Now most men know that they are to be saved by Christ, but I am afraid, but I am afraid that it is not always preached plainly, so that men know how it is that Christ saves them.

My dear hearer, I would not have you go away without knowing this. Christ Jesus came into the world to take the sins of His people upon Himself, and to be punished for them.

Well, if Christ was punished for them, they could not be punished afterwards. Christ’s being punished in their stead was the full discharge of their debt which they owed to divine justice, and they are sure to be saved.

Those for whom Christ died as a Substitute can no more be damned than Christ Himself can be. It is not possible that hell can enclose them, or elsewhere are the justice and the integrity of God?

Does He demand the man, and then take a Substitute, and then take the man again? Does He demand the payment of our debt, and receive that payment at the hand of Christ, and then arrest us a second time for the same debt?

Then, in the great court of King’s Bench in heaven, where is justice? The honour of God, the faithfulness of God, the integrity of God are certain warrants to every soul for whom Christ died, that if Christ died for him he shall not die, but shall be exempt from the curse of the law.

‘How then,’ says one, ‘may I know that Christ died for my soul?’

Sir, dost thou trust Him? Wilt thou trust Him now? If so, that is the mark of His redeemed.

This is the King’s mark upon His treasure. This is the mark of the great Sheep-Master upon every one of those whom He has bought with blood.

If thou wilt take Him to be the unbuttressed pillar of thy salvation, if thou wilt build upon Him as the sole foundation of thine everlasting hope, then art thou His, and as for thy sins, they are laid on Him.

As for thy righteousness, thou hast none of thine own, but Christ’s righteousness is thine. As in the case before us, the lamb was offered, the donkey was spared; the unclean animal lived; the clean creature died. There was a change of places.

So does Christ change places with the sinner. Christ puts Himself in the sinner’s place, and what do we read? ‘He was numbered with the transgressors,’ and, being numbered with the transgressors, what then?

Why, He was put to death as a transgressor. They crucified Him between two malefactors. He had to suffer the death of a felon, and though in him was no sin, yet ‘the Lord hath made to meet upon Him the iniquities of us all.’

He was before God the representative of all His people, and all the sins of his people covered Him until He had drunk the cup of wrath, and then He threw off the horrible incubus of His people’s sins, and cast the stupendous load of the guilt of all His elect down into the sepulchre, and there left it buried forever, while in His rising He gave to them the pledge and earnest of their acquittal, and of their everlasting life.
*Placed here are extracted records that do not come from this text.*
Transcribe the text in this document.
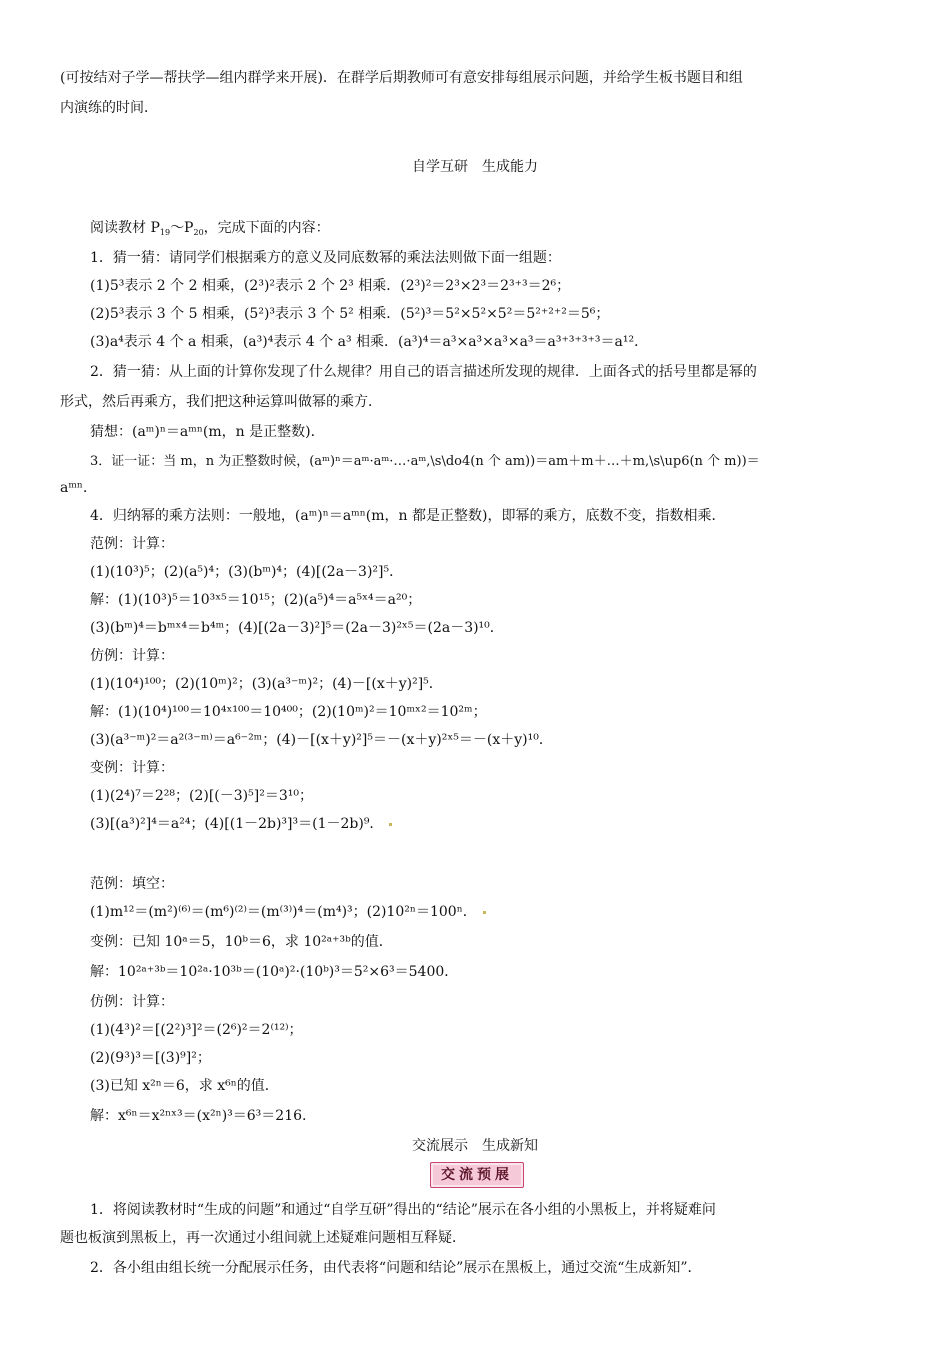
(可按结对子学—帮扶学—组内群学来开展)．在群学后期教师可有意安排每组展示问题，并给学生板书题目和组
内演练的时间．
自学互研　生成能力
阅读教材 $P_{19}\sim P_{20}$，完成下面的内容：
1．猜一猜：请同学们根据乘方的意义及同底数幂的乘法法则做下面一组题：
(1)5³表示 2 个 2 相乘，(2³)²表示 2 个 2³ 相乘．(2³)²＝2³×2³＝2³⁺³＝2⁶；
(2)5³表示 3 个 5 相乘，(5²)³表示 3 个 5² 相乘．(5²)³＝5²×5²×5²＝5²⁺²⁺²＝5⁶；
(3)a⁴表示 4 个 a 相乘，(a³)⁴表示 4 个 a³ 相乘．(a³)⁴＝a³×a³×a³×a³＝a³⁺³⁺³⁺³＝a¹²．
2．猜一猜：从上面的计算你发现了什么规律？用自己的语言描述所发现的规律．上面各式的括号里都是幂的
形式，然后再乘方，我们把这种运算叫做幂的乘方．
猜想：(aᵐ)ⁿ＝aᵐⁿ(m，n 是正整数)．
3．证一证：当 m，n 为正整数时候，(aᵐ)ⁿ＝aᵐ·aᵐ·…·aᵐ,\s\do4(n 个 am))＝am＋m＋…＋m,\s\up6(n 个 m))＝
aᵐⁿ．
4．归纳幂的乘方法则：一般地，(aᵐ)ⁿ＝aᵐⁿ(m，n 都是正整数)，即幂的乘方，底数不变，指数相乘．
范例：计算：
(1)(10³)⁵；(2)(a⁵)⁴；(3)(bᵐ)⁴；(4)[(2a－3)²]⁵．
解：(1)(10³)⁵＝10³ˣ⁵＝10¹⁵；(2)(a⁵)⁴＝a⁵ˣ⁴＝a²⁰；
(3)(bᵐ)⁴＝bᵐˣ⁴＝b⁴ᵐ；(4)[(2a－3)²]⁵＝(2a－3)²ˣ⁵＝(2a－3)¹⁰．
仿例：计算：
(1)(10⁴)¹⁰⁰；(2)(10ᵐ)²；(3)(a³⁻ᵐ)²；(4)－[(x＋y)²]⁵．
解：(1)(10⁴)¹⁰⁰＝10⁴ˣ¹⁰⁰＝10⁴⁰⁰；(2)(10ᵐ)²＝10ᵐˣ²＝10²ᵐ；
(3)(a³⁻ᵐ)²＝a²⁽³⁻ᵐ⁾＝a⁶⁻²ᵐ；(4)－[(x＋y)²]⁵＝－(x＋y)²ˣ⁵＝－(x＋y)¹⁰．
变例：计算：
(1)(2⁴)⁷＝2²⁸；(2)[(－3)⁵]²＝3¹⁰；
(3)[(a³)²]⁴＝a²⁴；(4)[(1－2b)³]³＝(1－2b)⁹．
范例：填空：
(1)m¹²＝(m²)⁽⁶⁾＝(m⁶)⁽²⁾＝(m⁽³⁾)⁴＝(m⁴)³；(2)10²ⁿ＝100ⁿ．
变例：已知 10ᵃ＝5，10ᵇ＝6，求 10²ᵃ⁺³ᵇ的值．
解：10²ᵃ⁺³ᵇ＝10²ᵃ·10³ᵇ＝(10ᵃ)²·(10ᵇ)³＝5²×6³＝5400．
仿例：计算：
(1)(4³)²＝[(2²)³]²＝(2⁶)²＝2⁽¹²⁾；
(2)(9³)³＝[(3)⁹]²；
(3)已知 x²ⁿ＝6，求 x⁶ⁿ的值．
解：x⁶ⁿ＝x²ⁿˣ³＝(x²ⁿ)³＝6³＝216.
交流展示　生成新知
交流预展
1．将阅读教材时“生成的问题”和通过“自学互研”得出的“结论”展示在各小组的小黑板上，并将疑难问
题也板演到黑板上，再一次通过小组间就上述疑难问题相互释疑．
2．各小组由组长统一分配展示任务，由代表将“问题和结论”展示在黑板上，通过交流“生成新知”．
Ah! My hearers, I wish I had a thousand tongues with which to proclaim this one truth! As I have not, I ask the tongues of all those who know its preciousness to tell it forth.

Tell the sick, tell the dying, tell the young, tell the old, tell sinners of every degree and every class, that salvation is not by what they do, nor by what they feel, but that it all lies in that Man who was once crucified, but who now lives in the power of an endless life before the eternal throne.
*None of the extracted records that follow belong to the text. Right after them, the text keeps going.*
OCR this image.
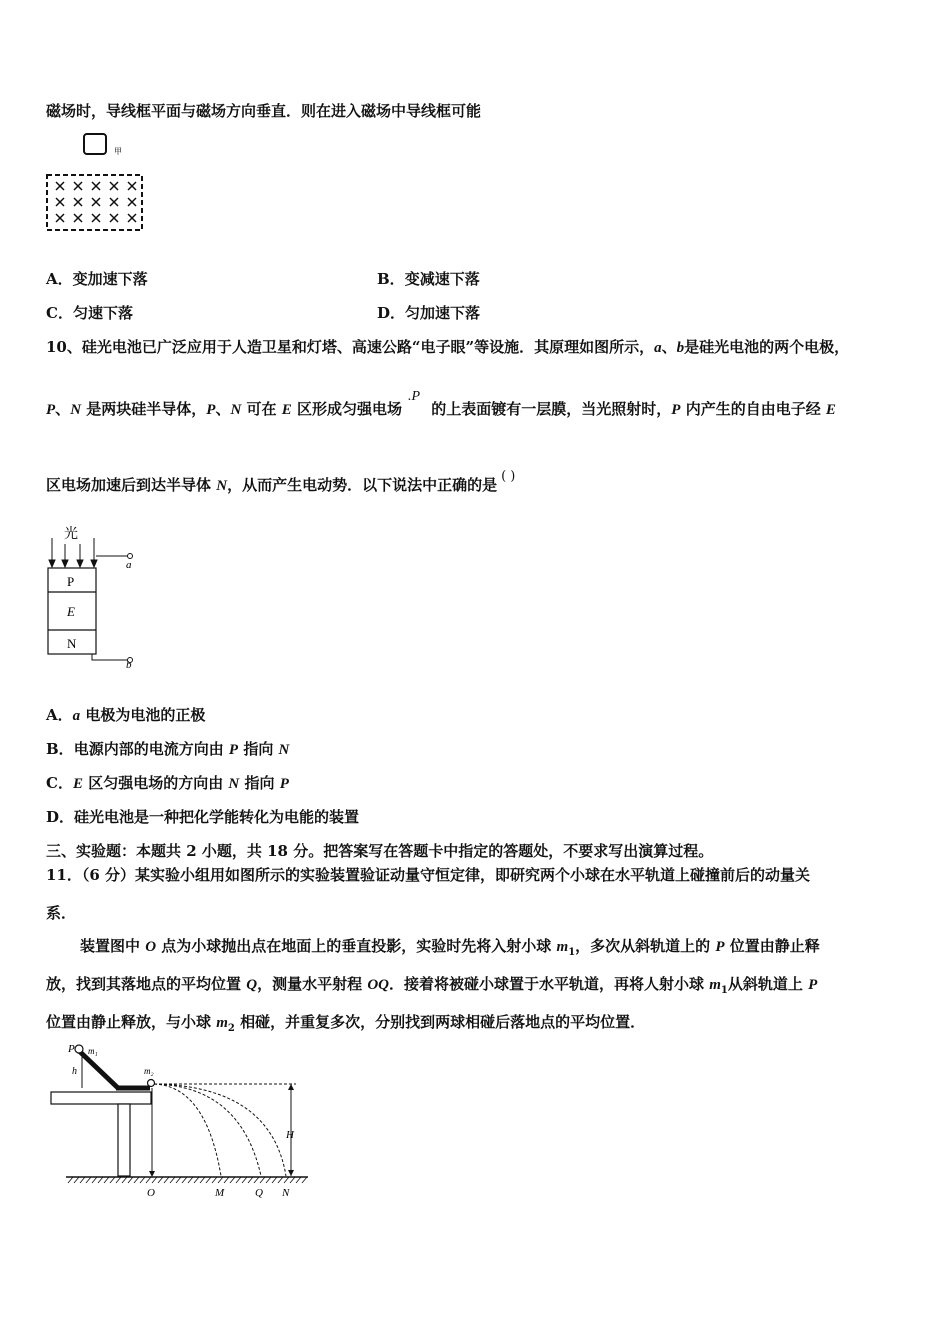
磁场时，导线框平面与磁场方向垂直．则在进入磁场中导线框可能
甲
A．变加速下落	B．变减速下落
C．匀速下落	D．匀加速下落
10、硅光电池已广泛应用于人造卫星和灯塔、高速公路“电子眼”等设施．其原理如图所示，a、b是硅光电池的两个电极，
P、N 是两块硅半导体，P、N 可在 E 区形成匀强电场.P 的上表面镀有一层膜，当光照射时，P 内产生的自由电子经 E
区电场加速后到达半导体 N，从而产生电动势．以下说法中正确的是 ( )
光
P
E
N
a
b
A．a 电极为电池的正极
B．电源内部的电流方向由 P 指向 N
C．E 区匀强电场的方向由 N 指向 P
D．硅光电池是一种把化学能转化为电能的装置
三、实验题：本题共 2 小题，共 18 分。把答案写在答题卡中指定的答题处，不要求写出演算过程。
11．（6 分）某实验小组用如图所示的实验装置验证动量守恒定律，即研究两个小球在水平轨道上碰撞前后的动量关
系．
装置图中 O 点为小球抛出点在地面上的垂直投影，实验时先将入射小球 $m_1$，多次从斜轨道上的 P 位置由静止释
放，找到其落地点的平均位置 Q，测量水平射程 OQ．接着将被碰小球置于水平轨道，再将人射小球 $m_1$从斜轨道上 P
位置由静止释放，与小球 $m_2$ 相碰，并重复多次，分别找到两球相碰后落地点的平均位置．
P m₁
h	m₂
H
O	M	Q N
And if they say, ‘What mean you by this?’ tell them that this man is none other than God over all, blessed forever, and that He condescended to become man, and take upon Himself the sin of His people, and to be punished for their guilt, so that whosoever believeth on Him might not perish, but have everlasting life.
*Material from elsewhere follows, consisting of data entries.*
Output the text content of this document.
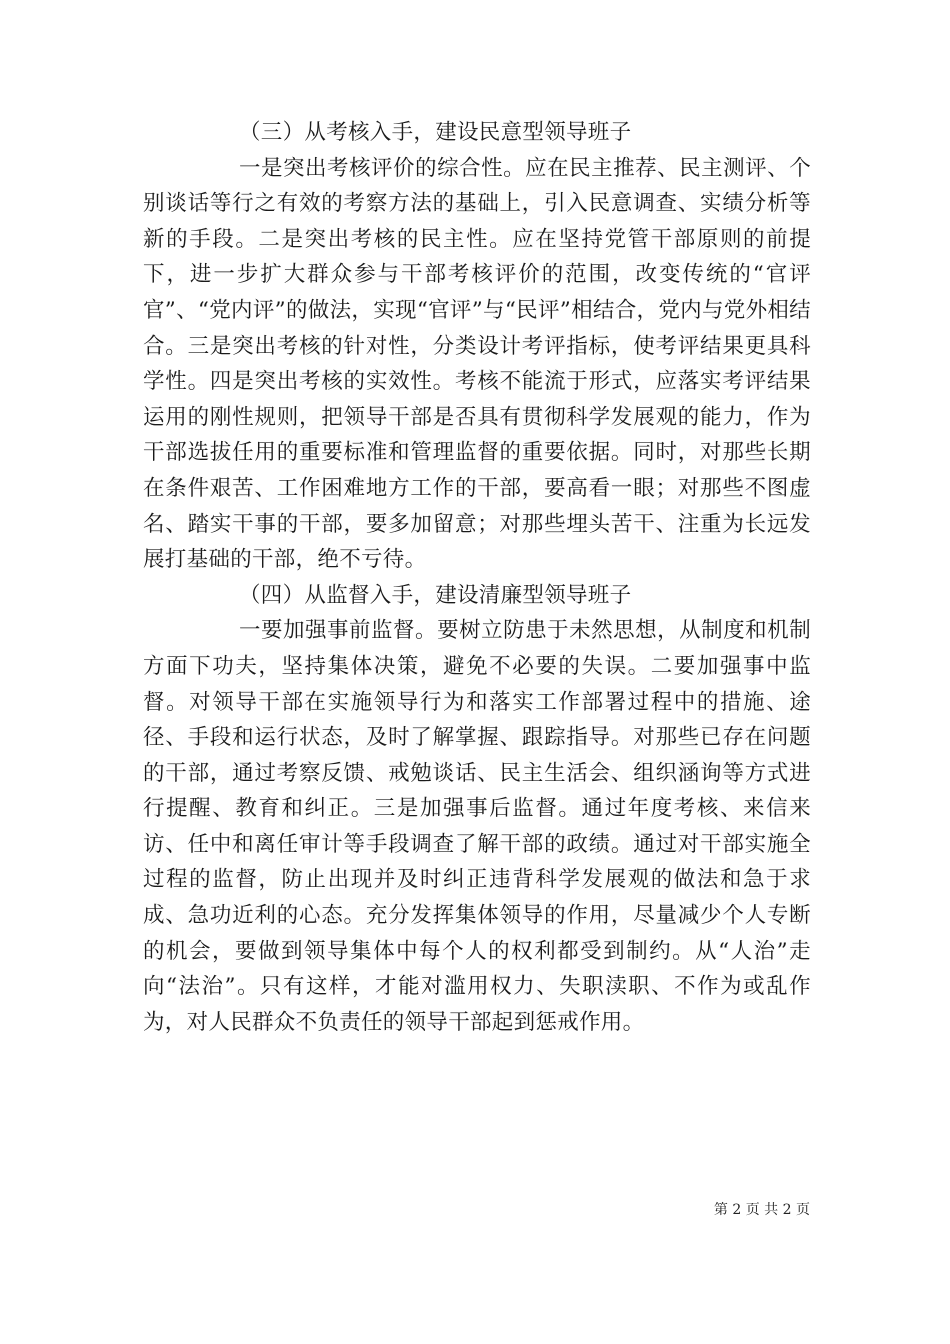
（三）从考核入手，建设民意型领导班子

一是突出考核评价的综合性。应在民主推荐、民主测评、个别谈话等行之有效的考察方法的基础上，引入民意调查、实绩分析等新的手段。二是突出考核的民主性。应在坚持党管干部原则的前提下，进一步扩大群众参与干部考核评价的范围，改变传统的“官评官”、“党内评”的做法，实现“官评”与“民评”相结合，党内与党外相结合。三是突出考核的针对性，分类设计考评指标，使考评结果更具科学性。四是突出考核的实效性。考核不能流于形式，应落实考评结果运用的刚性规则，把领导干部是否具有贯彻科学发展观的能力，作为干部选拔任用的重要标准和管理监督的重要依据。同时，对那些长期在条件艰苦、工作困难地方工作的干部，要高看一眼；对那些不图虚名、踏实干事的干部，要多加留意；对那些埋头苦干、注重为长远发展打基础的干部，绝不亏待。

（四）从监督入手，建设清廉型领导班子

一要加强事前监督。要树立防患于未然思想，从制度和机制方面下功夫，坚持集体决策，避免不必要的失误。二要加强事中监督。对领导干部在实施领导行为和落实工作部署过程中的措施、途径、手段和运行状态，及时了解掌握、跟踪指导。对那些已存在问题的干部，通过考察反馈、戒勉谈话、民主生活会、组织涵询等方式进行提醒、教育和纠正。三是加强事后监督。通过年度考核、来信来访、任中和离任审计等手段调查了解干部的政绩。通过对干部实施全过程的监督，防止出现并及时纠正违背科学发展观的做法和急于求成、急功近利的心态。充分发挥集体领导的作用，尽量减少个人专断的机会，要做到领导集体中每个人的权利都受到制约。从“人治”走向“法治”。只有这样，才能对滥用权力、失职渎职、不作为或乱作为，对人民群众不负责任的领导干部起到惩戒作用。

第 2 页 共 2 页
The just for the unjust, He died to bring us to God. This is the gospel– the core, the kernel, the marrow of the entire Bible.

You may say of all the book besides that it is but folds and wrappings; but this is what it wraps up—substitution by Christ.

Believe this truth. Believe it as a doctrine, but, better still, cast your souls on it, and say, ‘If it be so, then will I trust in the power of him who loved, and lived, and died for sinners that I might go free.'”

–Charles H. Spurgeon, “Redeeming the Unclean,” in The Metropolitan Tabernacle Pulpit Sermons, Vol. 61 (London: Passmore & Alabaster, 1915), 61: 221–223.